A very special first has been marked by South Auckland students.

AUT University's Manukau campus has seen its first graduates receive their university qualifications, with a total of 181 graduates donning their robes and caps for the inaugural ceremonies.

The graduates were among the campus' first intake when it opened its doors in March 2010.

AUT vice-chancellor Derek McCormack, Auckland mayor Len Brown and chancellor John Maasland
PROUD: AUT vice-chancellor Derek McCormack, Auckland mayor Len Brown and chancellor John Maasland

It was opened in response to a commitment from the Government and the former Manukau City Council to enhance tertiary education in the South Auckland region.

The ceremony was attended by AUT chancellor John Maasland, vice-chancellor Derek McCormack and Auckland mayor Len Brown who said he was excited and proud to be at the event.

"Now we know that nothing - especially not geography - is holding back local people who want to contribute to our community. You graduates are trailblazers," Mr Brown told the crowd.


Mr McCormack says the campus was opened to increase participation in university study in Manukau.

Local residents don't historically have a high rate of participation in university study and the AUT board wanted to build that up, he says.

"We had to build participation rates to build aspiration so more young people from decile 1 to 4 schools in the area aspire to do well at school and go on to higher education.
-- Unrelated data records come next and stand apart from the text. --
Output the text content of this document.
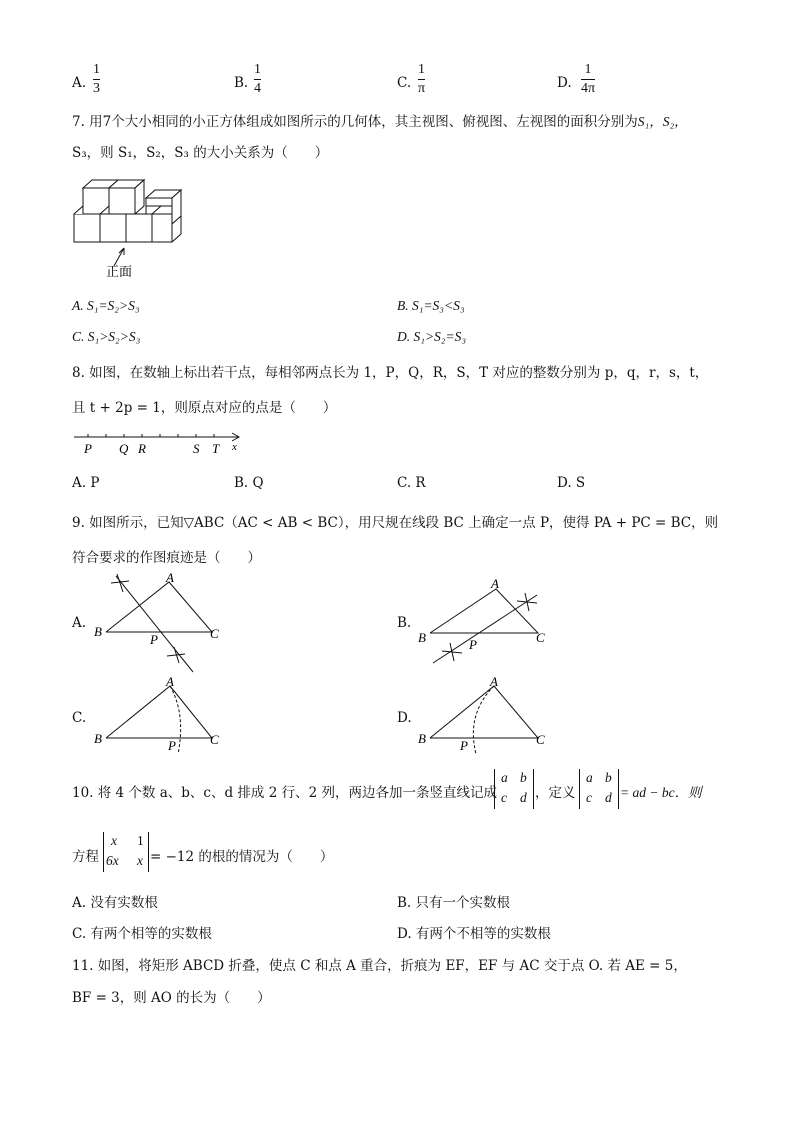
A.
1
3	B.
1
4	C.
1
π	D.
1
4π
7. 用7个大小相同的小正方体组成如图所示的几何体，其主视图、俯视图、左视图的面积分别为S₁，S₂，
S₃，则 S₁，S₂，S₃ 的大小关系为（　　）
正面
A. S₁=S₂>S₃	B. S₁=S₃<S₃
C. S₁>S₂>S₃	D. S₁>S₂=S₃
8. 如图，在数轴上标出若干点，每相邻两点长为 1，P，Q，R，S，T 对应的整数分别为 p，q，r，s，t，
且 t + 2p = 1，则原点对应的点是（　　）
P Q R	S T x
A. P	B. Q	C. R	D. S
9. 如图所示，已知▽ABC（AC < AB < BC），用尺规在线段 BC 上确定一点 P，使得 PA + PC = BC，则
符合要求的作图痕迹是（　　）
A.
B
A
C
P
B.
B
A
C
P
C.
B
A
C
P
D.
B
A
C
P
10. 将 4 个数 a、b、c、d 排成 2 行、2 列，两边各加一条竖直线记成
a b
c d ，定义
a b
c d = ad − bc．则
方程
x 1
6x x = −12 的根的情况为（　　）
A. 没有实数根	B. 只有一个实数根
C. 有两个相等的实数根	D. 有两个不相等的实数根
11. 如图，将矩形 ABCD 折叠，使点 C 和点 A 重合，折痕为 EF，EF 与 AC 交于点 O. 若 AE = 5，
BF = 3，则 AO 的长为（　　）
The fact that we've now had our first graduates through is our first taste of success."

Nearly two-thirds of the Manukau campus students hail from decile 1 to 4 schools, compared to nearly one-third of AUT's total student numbers.

Qualifications were awarded in disciplines including sport and recreation, teacher education, computing, health science and business.

Among those receiving qualifications was Wattle Downs resident Sarah Williamson who received a bachelor of sport and recreation.

The 21-year-old says the size of the fledgling campus served her well over her three years of study.

"It's a really unique campus - you're not sitting in massive classes," she says.

"There's only a maximum of 20 in a class so it's more interactive and you feel more comfortable. You're really like a little family."

She and many other sport and recreation students had to travel to AUT's Akoranga campus on the North Shore to complete some papers, she says. "But we always felt like Manukau was our place to be. Manukau was home."